Robots and other automation technologies are a growing presence on factory floors, but there are still opportunities to equip human workers with new tools to help them perform better.

That’s part of the pitch from Tulip, a startup with roots at MIT, which today announced it received a $13 million investment to help it sell digital products to manufacturers. The Series A round was led by New Enterprise Associates, with contributions from Pitango Venture Capital and individual investors.

Tulip’s software connects with devices, sensors, and equipment on the shop floor, helping manufacturers collect data in real time so they can improve production processes and boost their bottom lines. Or that’s the goal, at least. The Somerville, MA-based company’s software platform enables manufacturers to develop their own apps and other digital tools to help with tasks such as training machine operators, providing production workers with interactive instructions, monitoring equipment, and tracking product quality.

The startup fits into some major trends in manufacturing, as companies install more sensors on factory floors, connect their equipment to the Internet, and use software to try and boost operations. Enabling the industrial “Internet of Things” is a growing focus for big companies such as GE, IBM, Siemens, and PTC.

Tulip has its work cut out challenging the larger, more established providers of manufacturing software. Tulip co-founder Rony Kubat says part of the company’s focus is on making software that is more “flexible” and “designed for the everyday usage of the manufacturing engineer.”

Tulip has about two dozen customers in six countries, Kubat says. Those companies work in electronics, aerospace, defense, medical devices, shoes, pharmaceuticals, and contract manufacturing. Customers are seeing tangible benefits, Kubat says. An analysis of Tulip’s impact on contract manufacturer Jabil’s operations found that within the first four weeks, its software helped increase Jabil’s production yield while reducing the frequency of quality issues in parts assembly, Tulip says.

When asked if increased factory automation diminishes the prospects for Tulip, Kubat doesn’t sound worried. “There will always be a trend toward automation where it makes sense,” he says. “But the manual operations, they’re not going to go away.”

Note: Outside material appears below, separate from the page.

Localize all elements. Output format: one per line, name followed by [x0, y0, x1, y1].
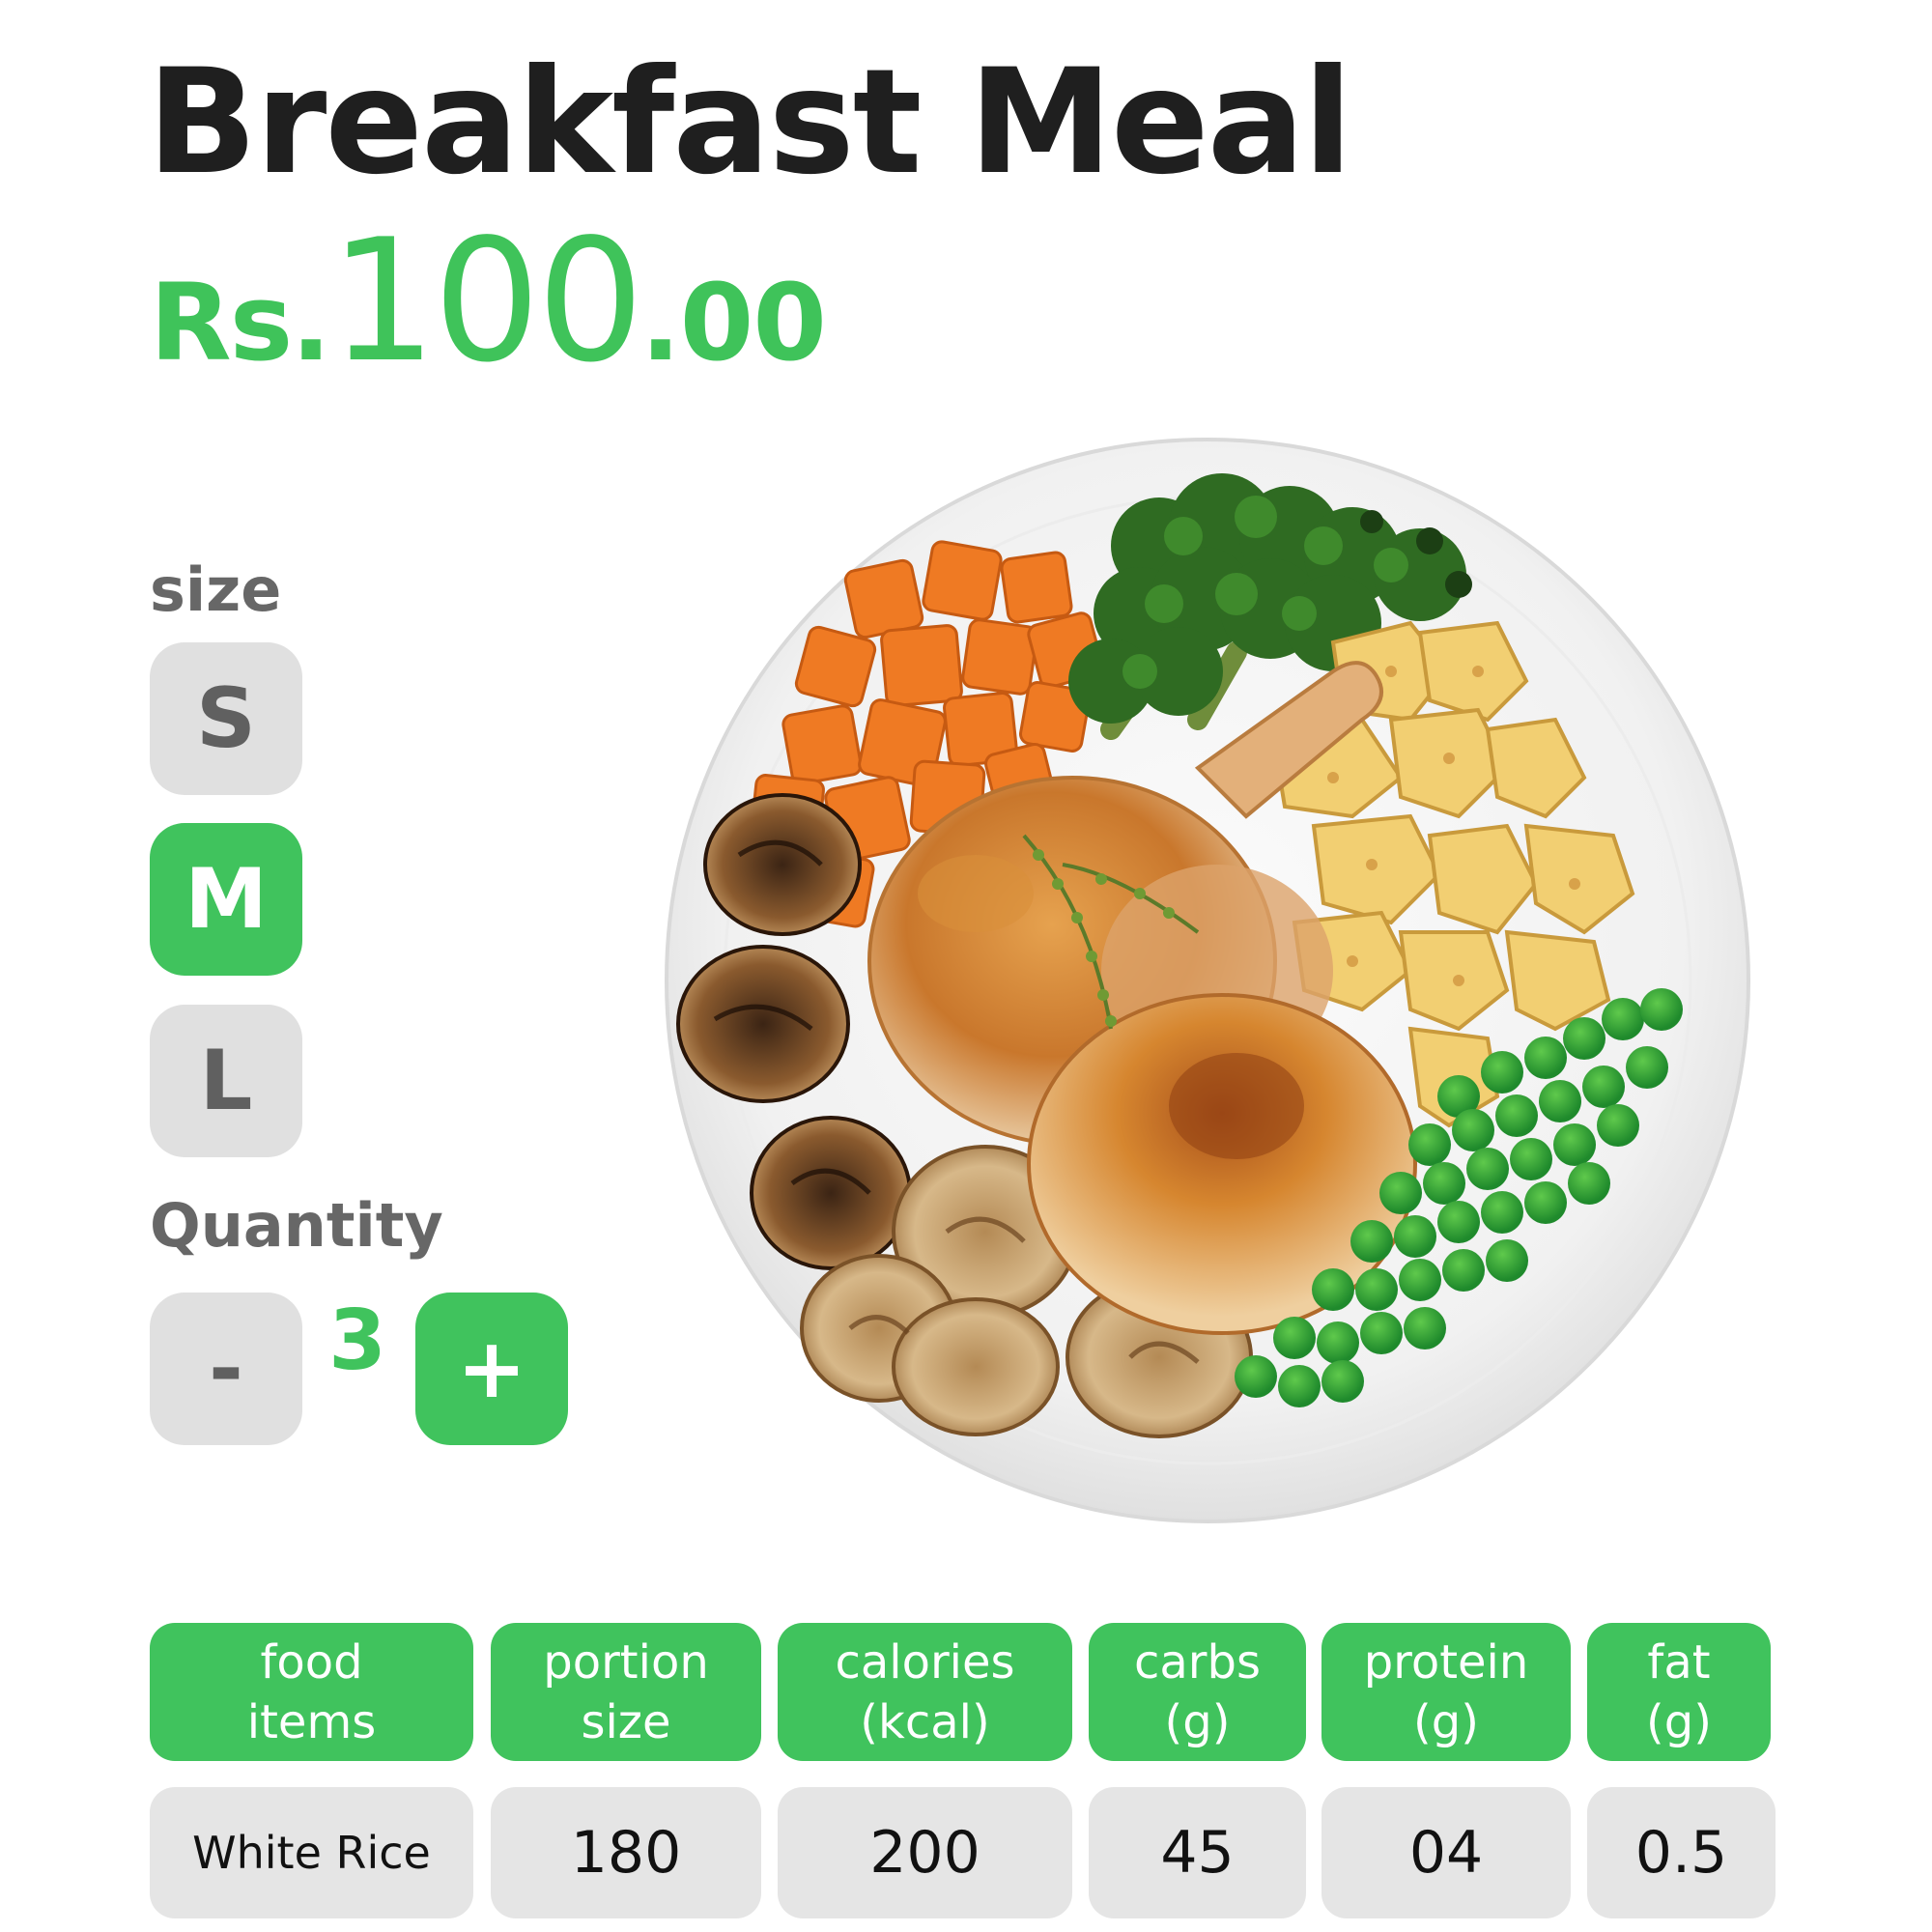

Tulip plans to use the funding to hire people in sales and marketing, customer support, and product research and development, Kubat says. The company currently has 25 employees, and that number could double in the next couple of years, he says.

Kubat and Tulip co-founder Natan Linder previously worked as researchers in the fluid interfaces group at the MIT Media Lab. Their work included developing LuminAR, an augmented reality technology.

Before the Media Lab, Kubat was an early employee at Bluefin Labs, which was later acquired by Twitter. Linder, Tulip’s CEO, also co-founded Formlabs, a 3D printing company based in Somerville.

Formlabs just announced some news of its own this week. It unveiled a new 3D printer called Fuse 1, as well as a system dubbed Form Cell—a connected row of its 3D printers, partly controlled by robotics—that it says automates much of the printing process.

The bigger picture here is that the manufacturing industry is evolving, and Boston-area companies are trying to play a role. The local players include GE, PTC, and Tulip in industrial software; Formlabs, Desktop Metal, and NVBots in 3D printing (GE plays in this space, too); and Rethink Robotics, RightHand Robotics, and Vecna in factory and warehouse robotics.